Nail changes may signify a number of disorders elsewhere in the body. These changes may indicate illness even before the rest of the body does. Seek medical attention if any of the following symptoms are suspected:
- Thick nails may indicate that the vascular system is weakening and the blood is not circulating properly.
- Lengthwise grooves or ridges may indicate a kidney disorder and is associated with aging. An iron deficiency may also cause ridges.
- If the white moon area of the nail turns red, it may indicate heart problems; if it turns slate blue, then it indicates overexposure to silver or lung trouble.
- Flat nails can denote Raynaud's disease.
- Yellow nails can indicate internal disorders long before other symptoms appear. Some of these are problems with the lymphatic system, respiratory disorders, diabetes, and liver disorders.
- White nails indicate possible liver or kidney disorders and/or anemia.
- Dark nails and/or thin, flat, spoon-shaped nails are a sign of vitamin B12 deficiency or anemia.
- Deep blue nail beds show pulmonary obstruction such as asthma or emphysema.
- Nail beading is a sign of rheumatoid arthritis.
- Pitted red-brown spots and frayed and split ends indicate psoriasis; vitamin C, folic acid, and protein are needed.

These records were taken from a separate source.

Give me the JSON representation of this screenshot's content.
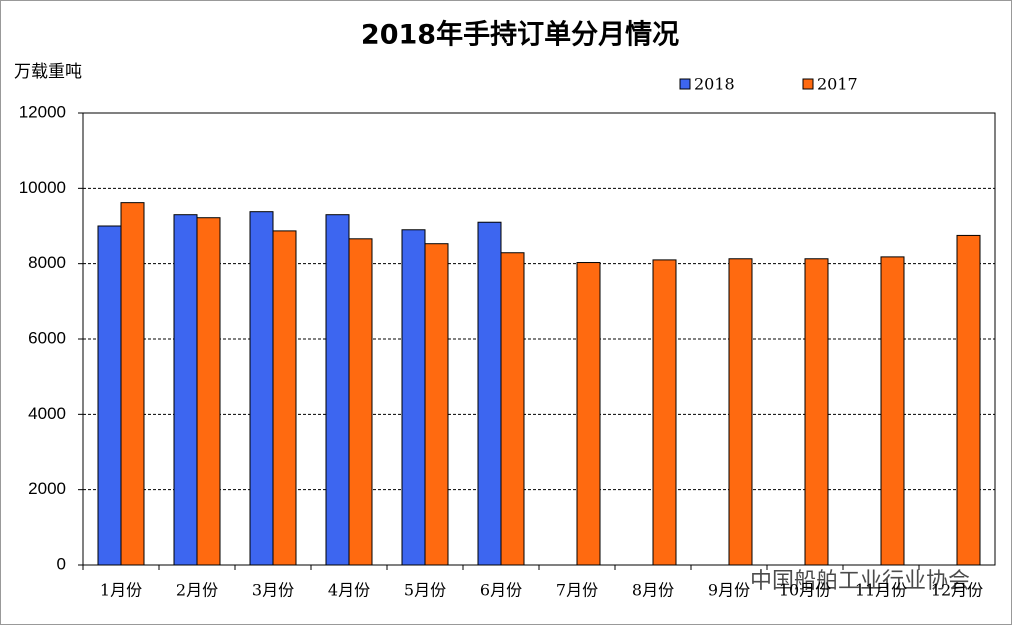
{
  "chart_data": {
    "type": "bar",
    "title": "2018年手持订单分月情况",
    "y_label": "万载重吨",
    "categories": [
      "1月份",
      "2月份",
      "3月份",
      "4月份",
      "5月份",
      "6月份",
      "7月份",
      "8月份",
      "9月份",
      "10月份",
      "11月份",
      "12月份"
    ],
    "series": [
      {
        "name": "2018",
        "color": "#3d66f0",
        "values": [
          9000,
          9300,
          9380,
          9300,
          8900,
          9100,
          null,
          null,
          null,
          null,
          null,
          null
        ]
      },
      {
        "name": "2017",
        "color": "#ff6a10",
        "values": [
          9620,
          9220,
          8870,
          8660,
          8530,
          8290,
          8030,
          8100,
          8130,
          8130,
          8180,
          8750
        ]
      }
    ],
    "ylim": [
      0,
      12000
    ],
    "yticks": [
      0,
      2000,
      4000,
      6000,
      8000,
      10000,
      12000
    ],
    "grid": true,
    "watermark": "中国船舶工业行业协会"
  }
}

- Nails that chip, peel, crack, or break easily show a nutritional deficiency and insufficient hydrochloric acid, minerals, and protein.
- Brittle, soft, shiny nails without a moon may indicate an overactive thyroid.

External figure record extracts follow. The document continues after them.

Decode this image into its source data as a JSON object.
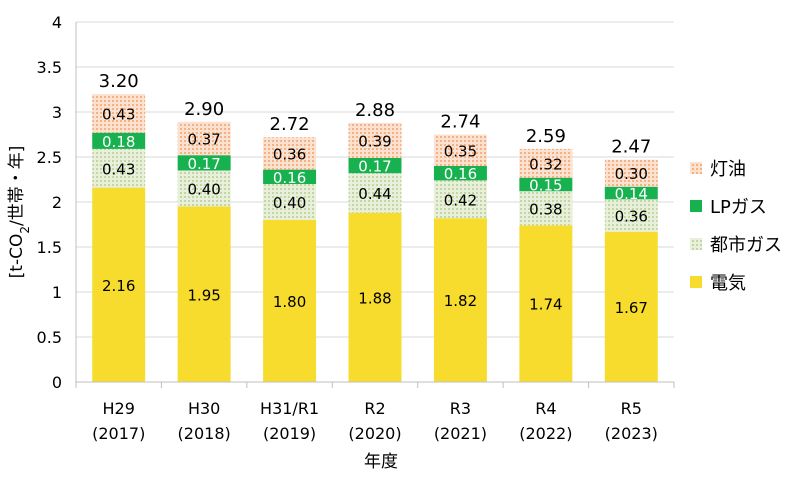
{
  "chart_data": {
    "type": "bar",
    "stacked": true,
    "categories": [
      [
        "H29",
        "(2017)"
      ],
      [
        "H30",
        "(2018)"
      ],
      [
        "H31/R1",
        "(2019)"
      ],
      [
        "R2",
        "(2020)"
      ],
      [
        "R3",
        "(2021)"
      ],
      [
        "R4",
        "(2022)"
      ],
      [
        "R5",
        "(2023)"
      ]
    ],
    "series": [
      {
        "name": "電気",
        "values": [
          2.16,
          1.95,
          1.8,
          1.88,
          1.82,
          1.74,
          1.67
        ],
        "labels": [
          "2.16",
          "1.95",
          "1.80",
          "1.88",
          "1.82",
          "1.74",
          "1.67"
        ],
        "color": "#f7dc2d",
        "label_color": "#000000",
        "pattern": "solid"
      },
      {
        "name": "都市ガス",
        "values": [
          0.43,
          0.4,
          0.4,
          0.44,
          0.42,
          0.38,
          0.36
        ],
        "labels": [
          "0.43",
          "0.40",
          "0.40",
          "0.44",
          "0.42",
          "0.38",
          "0.36"
        ],
        "color": "#d9e6c1",
        "label_color": "#000000",
        "pattern": "dots"
      },
      {
        "name": "LPガス",
        "values": [
          0.18,
          0.17,
          0.16,
          0.17,
          0.16,
          0.15,
          0.14
        ],
        "labels": [
          "0.18",
          "0.17",
          "0.16",
          "0.17",
          "0.16",
          "0.15",
          "0.14"
        ],
        "color": "#18b14f",
        "label_color": "#ffffff",
        "pattern": "solid"
      },
      {
        "name": "灯油",
        "values": [
          0.43,
          0.37,
          0.36,
          0.39,
          0.35,
          0.32,
          0.3
        ],
        "labels": [
          "0.43",
          "0.37",
          "0.36",
          "0.39",
          "0.35",
          "0.32",
          "0.30"
        ],
        "color": "#f8cbad",
        "label_color": "#000000",
        "pattern": "dots"
      }
    ],
    "totals": [
      "3.20",
      "2.90",
      "2.72",
      "2.88",
      "2.74",
      "2.59",
      "2.47"
    ],
    "ylim": [
      0,
      4
    ],
    "yticks": [
      "0",
      "0.5",
      "1",
      "1.5",
      "2",
      "2.5",
      "3",
      "3.5",
      "4"
    ],
    "ytick_values": [
      0,
      0.5,
      1,
      1.5,
      2,
      2.5,
      3,
      3.5,
      4
    ],
    "xlabel": "年度",
    "ylabel_parts": {
      "before": "[t-CO",
      "sub": "2",
      "after": "/世帯・年]"
    },
    "grid": true,
    "legend_position": "right",
    "legend_order": [
      "灯油",
      "LPガス",
      "都市ガス",
      "電気"
    ]
  }
}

- White lines across the nail may indicate a liver disease.
- Thinning nails may signal an itchy skin disease (lichen planus).
- Nails separated from the nail bed may signify a thyroid disorder.
- A half-white nail with dark spots on the tip points our a possible kidney disease.
- Raised nails at the base with small white ends show a respiratory disorder such as emphysema or chronic bronchitis. This nail condition may also be hereditary.
- Red skin at the bottom of the nail may indicate a connective tissue disorder.
- Ridges can signify a possible infection such as the flu.
- Downward curved nail ends may denote heart, liver or respiratory problems.
- White lines show possible heart disease, high feer, or arsenic poisoning.
- Ridges running up and down the nails indicate a tendency to develop arthritis.
- Nails that resemble hammered brass indicate a tendency toward partial or total hair loss.
- Unusually wide, square nails can suggest a hormonal disorder.
- White nails with pink near the tips are a sign of cirrhosis.
These are some of the signs that the nails reveal. If any one of these symptoms appear, see the doctor for diagnosis. It could give prewarning of an illness not yet detected.
Wheat germ oil fingernail treatment for weak nails:
Place fingernails in warmed oil for 3-4 minutes. Wipe off oil and massage nails. Strengthens weak and brittle nails. Peanut oil may be substituted.
Peanut oil is said to increase the blood circulation after this treatment, the skin will feel warm and have a reddish glow.
Dry splitting nails with rough or ragged cuticles, try almond oil heated in a small bowl and soak the fingertips on each hand for about 15 minutes. Rub the remaining oil into cuticles, hands, and on the soles of the feet for a smooth, satiny feeling.